Spontan kommt mir dabei der Schutz für die Kinder in den Sinn, aber auch, dass sie lernen müssen, wie das Leben läuft und dass nicht jeder machen kann, was er will. Immerhin sollen sie später einmal ihr Leben meistern können.

Kinder brauchen GrenzenAber ist das wirklich so? Lernen Kinder tatsächlich in dem ihnen Grenzen gesetzt werden, wie das Leben läuft und worauf es wirklich ankommt?

Erinnern Sie sich noch an Grenzen, die Ihnen vielleicht Ihre Eltern gesetzt haben? Regeln, die es zu befolgen galt? Wenn ja, was haben Sie daraus gelernt?

Wenn ich von Grenzen und Regeln spreche, dann erinnere ich mich an Aussagen wie „Kinder müssen wissen, dass sie sich Erwachsenen gegenüber respektvoll benehmen sollen.“. Deswegen gibt es eine Regel, die besagt, dass ein Kind freundlich guten Tag sagen muss, dass es die Hand zu geben hat und vieles mehr.

Ich denke, Kinder lernen durch Grenzen vor allem zu funktionieren. Sie lernen artige, folgsame Kinder zu sein und wenn sie sich anders als gewünscht verhalten, Konsequenzen folgen (können).
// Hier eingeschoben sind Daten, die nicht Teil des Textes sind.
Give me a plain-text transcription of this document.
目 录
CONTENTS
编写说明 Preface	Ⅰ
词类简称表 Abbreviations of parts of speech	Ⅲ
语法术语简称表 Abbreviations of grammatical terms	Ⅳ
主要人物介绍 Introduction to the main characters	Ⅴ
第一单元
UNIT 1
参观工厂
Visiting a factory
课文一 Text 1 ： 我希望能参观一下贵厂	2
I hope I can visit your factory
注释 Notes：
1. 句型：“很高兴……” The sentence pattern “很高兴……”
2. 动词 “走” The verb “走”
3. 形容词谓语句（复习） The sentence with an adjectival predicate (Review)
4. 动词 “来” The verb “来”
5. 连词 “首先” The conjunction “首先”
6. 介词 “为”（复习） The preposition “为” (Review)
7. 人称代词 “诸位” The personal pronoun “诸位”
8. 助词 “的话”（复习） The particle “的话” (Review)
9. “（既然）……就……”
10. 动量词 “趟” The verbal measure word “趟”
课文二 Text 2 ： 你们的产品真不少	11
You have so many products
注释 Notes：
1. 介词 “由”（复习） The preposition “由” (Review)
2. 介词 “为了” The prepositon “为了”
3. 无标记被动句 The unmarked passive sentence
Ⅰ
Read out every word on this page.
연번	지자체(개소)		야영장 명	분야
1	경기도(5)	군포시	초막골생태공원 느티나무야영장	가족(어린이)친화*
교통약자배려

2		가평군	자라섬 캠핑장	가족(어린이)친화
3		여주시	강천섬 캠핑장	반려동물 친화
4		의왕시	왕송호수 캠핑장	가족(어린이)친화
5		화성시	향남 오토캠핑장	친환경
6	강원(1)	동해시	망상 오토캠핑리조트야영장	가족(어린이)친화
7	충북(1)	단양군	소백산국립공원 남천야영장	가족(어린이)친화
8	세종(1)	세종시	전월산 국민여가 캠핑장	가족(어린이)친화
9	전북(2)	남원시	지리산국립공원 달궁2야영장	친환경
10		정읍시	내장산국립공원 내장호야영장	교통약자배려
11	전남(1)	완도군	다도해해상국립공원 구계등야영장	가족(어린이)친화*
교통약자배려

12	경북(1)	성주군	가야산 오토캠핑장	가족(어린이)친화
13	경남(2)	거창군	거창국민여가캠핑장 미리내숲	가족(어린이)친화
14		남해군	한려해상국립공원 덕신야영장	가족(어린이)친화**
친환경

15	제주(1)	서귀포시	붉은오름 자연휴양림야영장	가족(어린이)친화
Was aber wollen wir Kindern tatsächlich beibringen? Wollen wir sie zu braven, angepassten Mitläufern erziehen? Wollen wir, dass Kinder aus Angst vor Konsequenzen handeln? Oder wollen wir sie darin unterstützen, die Welt zu verstehen? Das sie lernen, wie sie dazu beitragen können, dass das Miteinander funktioniert und wie alle gleichermaßen Freude am Leben haben können?

Wenn es letzteres ist, worum es auch Ihnen geht, dann lade ich Sie ein folgendes zu verinnerlichen:

  • Ein Kind hat hier und dort ein anderes Wissen als wir.
  • Es hat Gefühle und Bedürfnisse (wie auch wir Erwachsene).
  • Ein Kind ist ein vollwertiger Mensch und vor allem ein gleichwertiges Individuum!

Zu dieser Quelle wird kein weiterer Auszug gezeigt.